Le chef Bordeleau a été la cible de nombreuses critiques du président de l’Association des policiers d’Ottawa, Matt Skof. Ce dernier a souvent affirmé que le moral des troupes était bas sous l’égide de M. Bordeleau. Rappelons que M. Skof a été accusé la semaine dernière d’abus de confiance et d’entrave à la justice concernant une histoire d’enregistrements sonores apparus dans les médias sociaux dans lesquelles étaient faites des allégations concernant l’ancien président de la Commission de services policiers d’Ottawa, Eli El-Chantiry.

Recrutement

Non seulement un chef de police doit être trouvé au cours des prochains mois, mais le SPO aura aussi un important besoin d’agents au cours des prochaines années. La police d’Ottawa prévoit embaucher 500 agents au cours des cinq prochaines années pour les besoins liés à la croissance et pour combler les départs à la retraite. Pour atteindre cet objectif, 1500 candidats prometteurs sont requis, et le SPO concède que le défi est énorme.

En raison de la concurrence entre les services de police de la province et d’ailleurs au pays, il est essentiel pour le SPO d’être le premier à faire une offre aux candidats, a souligné la directrice générale du SPO, Debra Frazer, devant les commissaires. Le SPO déploie présentement de grands efforts de recrutement, que ce soit dans la communauté ou sur les réseaux sociaux.

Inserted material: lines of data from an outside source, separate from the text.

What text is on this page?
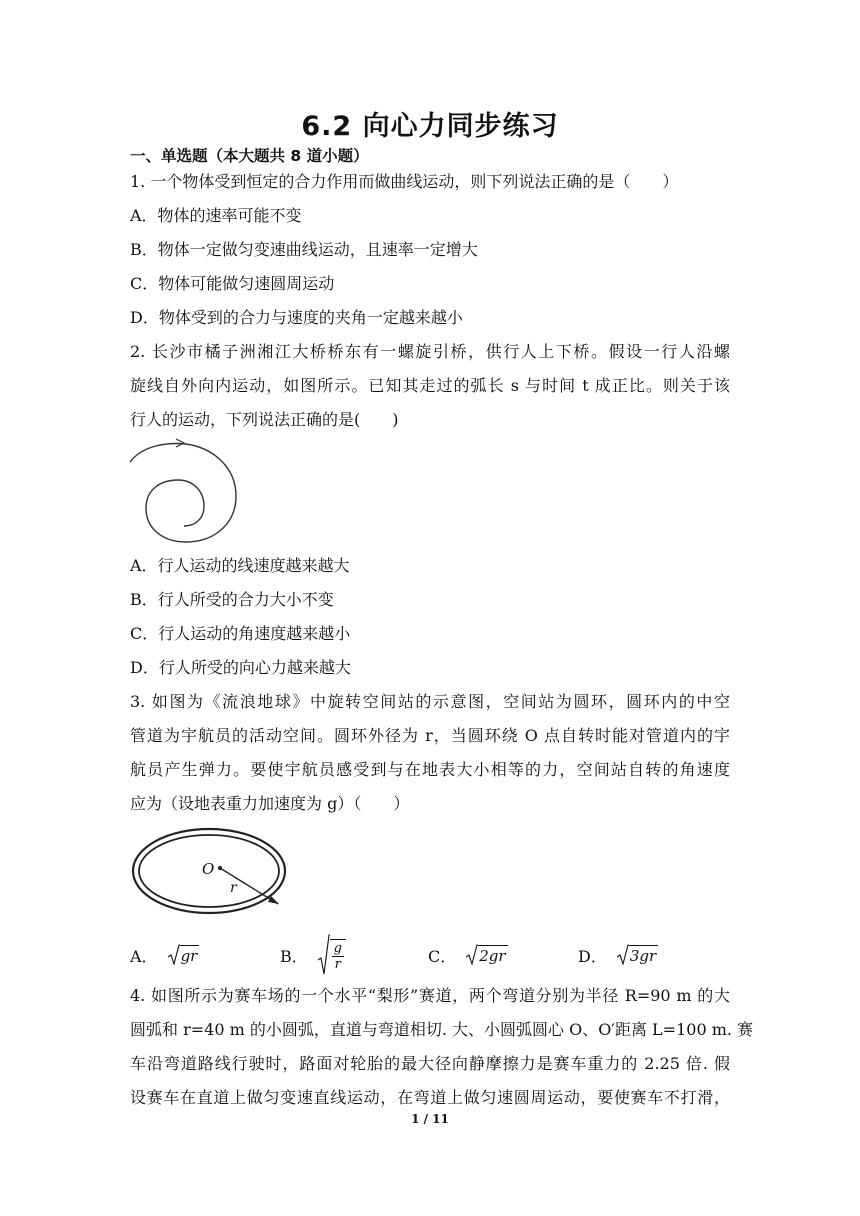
6.2 向心力同步练习
一、单选题（本大题共 8 道小题）
1. 一个物体受到恒定的合力作用而做曲线运动，则下列说法正确的是（　　）
A．物体的速率可能不变
B．物体一定做匀变速曲线运动，且速率一定增大
C．物体可能做匀速圆周运动
D．物体受到的合力与速度的夹角一定越来越小
2. 长沙市橘子洲湘江大桥桥东有一螺旋引桥，供行人上下桥。假设一行人沿螺
旋线自外向内运动，如图所示。已知其走过的弧长 s 与时间 t 成正比。则关于该
行人的运动，下列说法正确的是(　　)
A．行人运动的线速度越来越大
B．行人所受的合力大小不变
C．行人运动的角速度越来越小
D．行人所受的向心力越来越大
3. 如图为《流浪地球》中旋转空间站的示意图，空间站为圆环，圆环内的中空
管道为宇航员的活动空间。圆环外径为 r，当圆环绕 O 点自转时能对管道内的宇
航员产生弹力。要使宇航员感受到与在地表大小相等的力，空间站自转的角速度
应为（设地表重力加速度为 g）（　　）
O
r
A． gr	B． g
r	C． 2gr	D． 3gr
4. 如图所示为赛车场的一个水平“梨形”赛道，两个弯道分别为半径 R=90 m 的大
圆弧和 r=40 m 的小圆弧，直道与弯道相切. 大、小圆弧圆心 O、O′距离 L=100 m. 赛
车沿弯道路线行驶时，路面对轮胎的最大径向静摩擦力是赛车重力的 2.25 倍. 假
设赛车在直道上做匀变速直线运动，在弯道上做匀速圆周运动，要使赛车不打滑，
1 / 11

« Ce n’est pas tout le monde qui veut devenir un policier, a pour sa part concédé l’inspecteure par intérim Debbie Miller. Le rôle d’un policier a changé depuis les dix dernières années. C’est exigeant physiquement et mentalement. Nous devons dire à la communauté que c’est toujours une profession viable, et que nous pouvons donner aux gens les outils et les habiletés pour être d’excellents policiers. »

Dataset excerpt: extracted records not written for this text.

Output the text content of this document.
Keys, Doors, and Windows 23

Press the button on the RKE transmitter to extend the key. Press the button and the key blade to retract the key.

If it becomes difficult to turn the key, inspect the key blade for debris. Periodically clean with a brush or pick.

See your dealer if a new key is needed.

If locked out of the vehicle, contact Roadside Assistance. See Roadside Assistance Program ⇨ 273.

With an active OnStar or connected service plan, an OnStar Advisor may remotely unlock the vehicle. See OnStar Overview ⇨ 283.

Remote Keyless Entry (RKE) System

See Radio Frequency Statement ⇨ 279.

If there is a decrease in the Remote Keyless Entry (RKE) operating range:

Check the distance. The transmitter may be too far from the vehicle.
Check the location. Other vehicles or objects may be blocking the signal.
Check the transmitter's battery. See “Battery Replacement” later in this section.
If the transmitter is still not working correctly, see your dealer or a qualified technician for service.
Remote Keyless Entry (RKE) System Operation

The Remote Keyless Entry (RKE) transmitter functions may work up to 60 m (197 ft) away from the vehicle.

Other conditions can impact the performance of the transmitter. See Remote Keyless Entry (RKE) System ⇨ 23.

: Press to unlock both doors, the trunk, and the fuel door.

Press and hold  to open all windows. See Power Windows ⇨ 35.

Toujours au chapitre des effectifs, le SPO a signalé lundi son intention de redonner force à la police communautaire en créant 20 postes sur deux ans. La police communautaire avait pratiquement été décimée il y a deux ans alors que les effectifs qui y étaient rattachés avaient été redéployés aux services de premières lignes, une décision qui avait suscité de la grogne chez plusieurs acteurs communautaires.

Budget 

Le SPO se voit dans l’obligation de dépasser le plafond de 3 % d’augmentation de la taxe municipale que lui a demandé la Ville d’Ottawa pour 2019. La hausse demandée par le SPO s’élève à 5,1 %, soit une croissance de 18 millions $ sur le budget de 2018.

« C’est un budget qui maintient les services actuels, qui nous permet d’ajouter des policiers dans des secteurs comme la violence contre les femmes, la sécurité sur les routes et une nouvelle équipe d’intervention communautaire. Ça répond aux changements dans les besoins de notre communauté », a expliqué le chef Bordeleau.